The Square
News and perspectives from Covia.

Cynthia Shelby worked for 15 years as a hospital nurse – including emergency rooms, ICUs, and medical/surgery – before she took a position as an Assistant Director of Nursing in a skilled nursing community in Ohio. As a hospital nurse, Shelby notes “You become a very good clinician and you have good diagnostic skills and you’re real quick on your feet.”

But skilled nursing is a different world. She adds, “Nobody just jumps into this field. It takes experience. You have to learn all the regulations and all the little pieces of the puzzle that have to get put together before someone can go home.”

For the past three years, Shelby has worked for Covia as a Regional Quality and Care Nurse, providing support to six Skilled Nursing Facilities, from Pacific Grove to Santa Rosa. She, along with other members of the Clinical Team, offers guidance on the complexities of skilled nursing, including regulatory requirements, preparing for surveys from state regulators, billing questions, staffing concerns, training, and even filling in for key roles as needed.

Covia offers skilled nursing care within its four Life Plan Communities and at Canterbury Woods, a multi-level community.  Skilled nursing care “illustrates key parts of our mission,” says CEO Kevin Gerber. “It’s about the continuum of care and how the full team help residents transition through changes. Skilled nursing is also about the whole person – not just thinking about their physical needs, but all of their needs.”

Skilled nursing facilities “have always had a bad reputation and many joke it’s a death sentence,” says Connie Yuen, Healthcare Administrator at St. Paul’s Towers. “Yet, while skilled nursing care can be the final home for some who are frail and sick, it can also represent an environment to rest, strengthen and recuperate so one can continue living life and even return to a prior home. Working in skilled nursing care means that I have the privilege of providing great care to our residents during difficult times and uncertainty.”

May 10-16 is National Skilled Nursing Care Week. This year, it comes as skilled nursing facilities have become the face of the COVID-19 pandemic on top of the stereotype of the “nursing home.” Add in a few bad actors who skimp on care for profit, it is not surprising that the perception is negative. 

The negative perception exists in the nursing profession itself. “I too was a nurse for years in big medical centers,” says Mary Linde, Executive Director at St. Paul’s Towers. “People thought I was nuts when I moved to long term care. But the beauty of the skilled nursing home is the relationship with the residents. Because it’s a long term relationship, the care can really be tailored to that person’s personal preferences.”

Far from causing a reduction in the care and services residents receive, the COVID-19 crisis has only encouraged new ways of serving Covia’s skilled nursing residents. “I have been astonished and amazed in the most beautiful ways at watching the staff adapt to how they do care,” says Linde. “Staff who are normally behind the medication cart are now finding ways to do one-on-one activities with residents. Because if they weren’t doing them, they may have times of isolation. They are innovating and caring in new ways, and it’s amazing to witness.”

Covia has been able to get staff the supplies they need, ordering Personal Protective Equipment (PPE) like masks in larger quantities and distributing to the different communities as needed. Shelby, as part of Covia’s COVID-19 Task Force, reports daily on the needs and concerns of the skilled nursing teams, as well as the creative solutions they are implementing – such as turning sections of the health care center into isolation areas should a COVID-19 positive resident need to be kept separate from others. During weekly Infection Prevention Zoom calls, team members share best practices, discuss concerns, and answer questions to ensure that the Covia’s health care services are prepared for what might happen next.

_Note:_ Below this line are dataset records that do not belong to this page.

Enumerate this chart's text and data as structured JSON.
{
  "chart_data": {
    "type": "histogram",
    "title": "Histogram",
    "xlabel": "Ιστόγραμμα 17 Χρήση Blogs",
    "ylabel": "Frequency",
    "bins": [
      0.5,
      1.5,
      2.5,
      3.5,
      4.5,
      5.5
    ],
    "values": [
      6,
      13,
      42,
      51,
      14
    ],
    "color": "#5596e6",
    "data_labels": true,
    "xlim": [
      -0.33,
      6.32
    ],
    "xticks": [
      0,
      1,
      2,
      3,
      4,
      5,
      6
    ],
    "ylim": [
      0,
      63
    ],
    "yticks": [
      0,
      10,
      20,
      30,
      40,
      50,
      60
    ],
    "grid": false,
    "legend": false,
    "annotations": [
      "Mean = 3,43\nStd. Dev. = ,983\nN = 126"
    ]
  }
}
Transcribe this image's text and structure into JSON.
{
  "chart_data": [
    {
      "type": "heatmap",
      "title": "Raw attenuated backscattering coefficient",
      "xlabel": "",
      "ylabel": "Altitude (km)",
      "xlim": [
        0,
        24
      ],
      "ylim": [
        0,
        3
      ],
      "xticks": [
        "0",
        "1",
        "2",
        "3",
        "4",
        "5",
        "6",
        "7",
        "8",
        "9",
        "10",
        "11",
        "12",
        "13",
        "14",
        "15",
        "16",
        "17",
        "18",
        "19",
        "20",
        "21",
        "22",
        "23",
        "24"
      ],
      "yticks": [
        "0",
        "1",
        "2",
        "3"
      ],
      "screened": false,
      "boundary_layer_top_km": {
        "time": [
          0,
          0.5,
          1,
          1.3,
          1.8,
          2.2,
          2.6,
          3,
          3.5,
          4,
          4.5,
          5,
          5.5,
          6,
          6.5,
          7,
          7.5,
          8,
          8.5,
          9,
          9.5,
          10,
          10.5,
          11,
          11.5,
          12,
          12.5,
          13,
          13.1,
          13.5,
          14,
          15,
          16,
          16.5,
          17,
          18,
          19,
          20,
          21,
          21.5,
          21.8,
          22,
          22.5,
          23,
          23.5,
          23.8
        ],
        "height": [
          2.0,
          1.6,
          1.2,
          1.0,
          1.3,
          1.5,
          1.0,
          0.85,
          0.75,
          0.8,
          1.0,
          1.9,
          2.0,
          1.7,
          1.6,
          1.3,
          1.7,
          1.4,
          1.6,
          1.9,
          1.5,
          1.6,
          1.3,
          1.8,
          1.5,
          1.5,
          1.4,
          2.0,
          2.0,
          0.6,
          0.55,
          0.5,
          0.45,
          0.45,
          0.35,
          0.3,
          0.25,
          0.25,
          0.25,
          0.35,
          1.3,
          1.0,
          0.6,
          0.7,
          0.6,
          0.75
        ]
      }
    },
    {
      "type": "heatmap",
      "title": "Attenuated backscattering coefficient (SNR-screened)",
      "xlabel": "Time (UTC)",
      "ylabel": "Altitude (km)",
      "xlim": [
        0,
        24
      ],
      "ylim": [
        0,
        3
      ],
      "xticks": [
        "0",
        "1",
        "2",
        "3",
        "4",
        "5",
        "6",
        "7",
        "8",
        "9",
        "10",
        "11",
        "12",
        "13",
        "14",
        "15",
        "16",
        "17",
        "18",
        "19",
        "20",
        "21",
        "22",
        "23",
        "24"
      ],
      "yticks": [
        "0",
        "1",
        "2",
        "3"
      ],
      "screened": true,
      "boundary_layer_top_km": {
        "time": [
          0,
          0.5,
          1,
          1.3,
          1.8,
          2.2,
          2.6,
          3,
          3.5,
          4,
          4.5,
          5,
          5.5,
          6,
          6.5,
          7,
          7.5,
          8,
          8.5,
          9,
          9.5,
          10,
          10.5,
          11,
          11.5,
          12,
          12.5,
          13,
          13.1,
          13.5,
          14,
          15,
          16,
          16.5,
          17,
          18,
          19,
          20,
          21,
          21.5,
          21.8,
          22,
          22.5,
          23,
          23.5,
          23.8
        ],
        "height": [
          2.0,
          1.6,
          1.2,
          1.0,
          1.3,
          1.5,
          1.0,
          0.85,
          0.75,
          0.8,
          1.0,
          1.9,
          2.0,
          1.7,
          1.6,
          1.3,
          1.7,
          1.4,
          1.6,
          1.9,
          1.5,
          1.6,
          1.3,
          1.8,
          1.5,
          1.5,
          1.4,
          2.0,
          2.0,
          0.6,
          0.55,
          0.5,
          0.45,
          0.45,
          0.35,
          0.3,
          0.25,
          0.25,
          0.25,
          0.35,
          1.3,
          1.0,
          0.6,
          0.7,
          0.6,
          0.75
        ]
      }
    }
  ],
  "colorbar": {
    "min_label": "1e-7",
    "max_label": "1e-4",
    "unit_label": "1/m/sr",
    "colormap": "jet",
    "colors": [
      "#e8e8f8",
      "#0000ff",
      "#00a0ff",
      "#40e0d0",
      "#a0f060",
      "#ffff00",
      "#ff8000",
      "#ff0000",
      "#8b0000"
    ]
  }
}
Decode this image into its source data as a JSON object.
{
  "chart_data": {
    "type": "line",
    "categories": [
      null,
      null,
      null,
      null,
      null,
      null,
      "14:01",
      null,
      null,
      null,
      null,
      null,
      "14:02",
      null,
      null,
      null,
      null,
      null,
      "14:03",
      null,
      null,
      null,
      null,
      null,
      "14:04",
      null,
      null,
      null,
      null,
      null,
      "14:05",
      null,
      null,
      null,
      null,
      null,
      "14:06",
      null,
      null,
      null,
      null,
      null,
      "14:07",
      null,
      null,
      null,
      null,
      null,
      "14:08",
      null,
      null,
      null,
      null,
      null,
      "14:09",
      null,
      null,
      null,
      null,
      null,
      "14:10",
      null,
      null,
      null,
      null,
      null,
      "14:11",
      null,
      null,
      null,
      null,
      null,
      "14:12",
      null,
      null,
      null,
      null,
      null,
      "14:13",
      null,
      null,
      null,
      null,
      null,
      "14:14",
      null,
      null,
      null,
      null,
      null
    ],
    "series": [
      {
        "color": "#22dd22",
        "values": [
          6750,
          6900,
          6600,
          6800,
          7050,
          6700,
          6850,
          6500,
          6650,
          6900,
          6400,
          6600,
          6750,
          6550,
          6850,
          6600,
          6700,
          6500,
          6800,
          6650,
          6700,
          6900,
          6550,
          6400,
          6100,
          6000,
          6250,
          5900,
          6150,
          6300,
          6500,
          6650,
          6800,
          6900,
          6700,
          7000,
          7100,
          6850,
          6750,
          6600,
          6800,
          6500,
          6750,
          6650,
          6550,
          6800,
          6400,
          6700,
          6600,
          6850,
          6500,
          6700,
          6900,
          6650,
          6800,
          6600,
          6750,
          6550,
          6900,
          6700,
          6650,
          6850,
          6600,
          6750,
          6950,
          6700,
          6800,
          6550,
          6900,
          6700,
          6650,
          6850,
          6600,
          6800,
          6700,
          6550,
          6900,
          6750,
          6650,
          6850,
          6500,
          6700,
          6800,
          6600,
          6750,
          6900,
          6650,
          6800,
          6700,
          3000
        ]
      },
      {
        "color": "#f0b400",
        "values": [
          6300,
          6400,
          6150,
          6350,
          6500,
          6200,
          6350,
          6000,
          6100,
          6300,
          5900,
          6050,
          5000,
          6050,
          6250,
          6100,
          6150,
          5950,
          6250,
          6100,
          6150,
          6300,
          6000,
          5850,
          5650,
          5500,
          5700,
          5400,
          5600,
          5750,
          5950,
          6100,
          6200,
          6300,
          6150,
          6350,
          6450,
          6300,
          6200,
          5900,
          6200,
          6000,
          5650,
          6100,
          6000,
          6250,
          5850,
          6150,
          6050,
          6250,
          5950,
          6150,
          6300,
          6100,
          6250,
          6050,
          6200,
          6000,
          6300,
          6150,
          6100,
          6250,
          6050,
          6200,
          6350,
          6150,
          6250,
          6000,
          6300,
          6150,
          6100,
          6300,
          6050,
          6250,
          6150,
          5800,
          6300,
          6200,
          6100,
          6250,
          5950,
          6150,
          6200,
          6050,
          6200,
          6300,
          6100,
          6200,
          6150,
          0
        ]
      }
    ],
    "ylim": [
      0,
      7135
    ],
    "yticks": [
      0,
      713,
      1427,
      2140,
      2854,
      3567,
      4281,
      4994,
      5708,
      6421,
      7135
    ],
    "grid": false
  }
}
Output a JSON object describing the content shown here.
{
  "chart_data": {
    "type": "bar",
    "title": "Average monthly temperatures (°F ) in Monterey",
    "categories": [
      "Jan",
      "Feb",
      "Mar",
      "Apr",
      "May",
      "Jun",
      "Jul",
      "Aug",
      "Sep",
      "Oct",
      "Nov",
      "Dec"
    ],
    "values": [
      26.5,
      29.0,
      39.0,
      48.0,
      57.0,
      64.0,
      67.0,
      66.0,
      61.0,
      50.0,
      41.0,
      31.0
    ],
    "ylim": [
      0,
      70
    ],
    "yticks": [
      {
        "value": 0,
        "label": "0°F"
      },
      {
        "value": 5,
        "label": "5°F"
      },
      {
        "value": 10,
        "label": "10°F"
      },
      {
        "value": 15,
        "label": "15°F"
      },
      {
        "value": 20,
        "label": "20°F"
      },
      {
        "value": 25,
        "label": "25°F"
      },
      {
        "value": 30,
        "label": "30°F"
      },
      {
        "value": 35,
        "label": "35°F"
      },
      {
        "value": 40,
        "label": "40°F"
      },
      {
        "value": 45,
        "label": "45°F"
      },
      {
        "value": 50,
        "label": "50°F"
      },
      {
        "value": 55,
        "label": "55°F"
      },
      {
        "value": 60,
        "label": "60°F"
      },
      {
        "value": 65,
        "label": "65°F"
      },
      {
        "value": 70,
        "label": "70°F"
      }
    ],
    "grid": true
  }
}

“We’re making history,” says Shelby. “We’re doing things we’ve never done before. We’re introducing lots of new technologies, new ways of doing things, new ways of communicating to our families. Everyone as a team comes together for that.”

“I get to work with a team of intelligent, compassionate, kind individuals that provide and coordinate care to older adults with various healthcare needs,” says Yuen. “Together, we promote healthy aging, safety, well-being, quality of life, dignity and meaning if one becomes more frail towards the end of life.”

“What happens over time is love,” says Linde. “The care is driven by that relationship and there’s not another word for it. It is love that happens there.”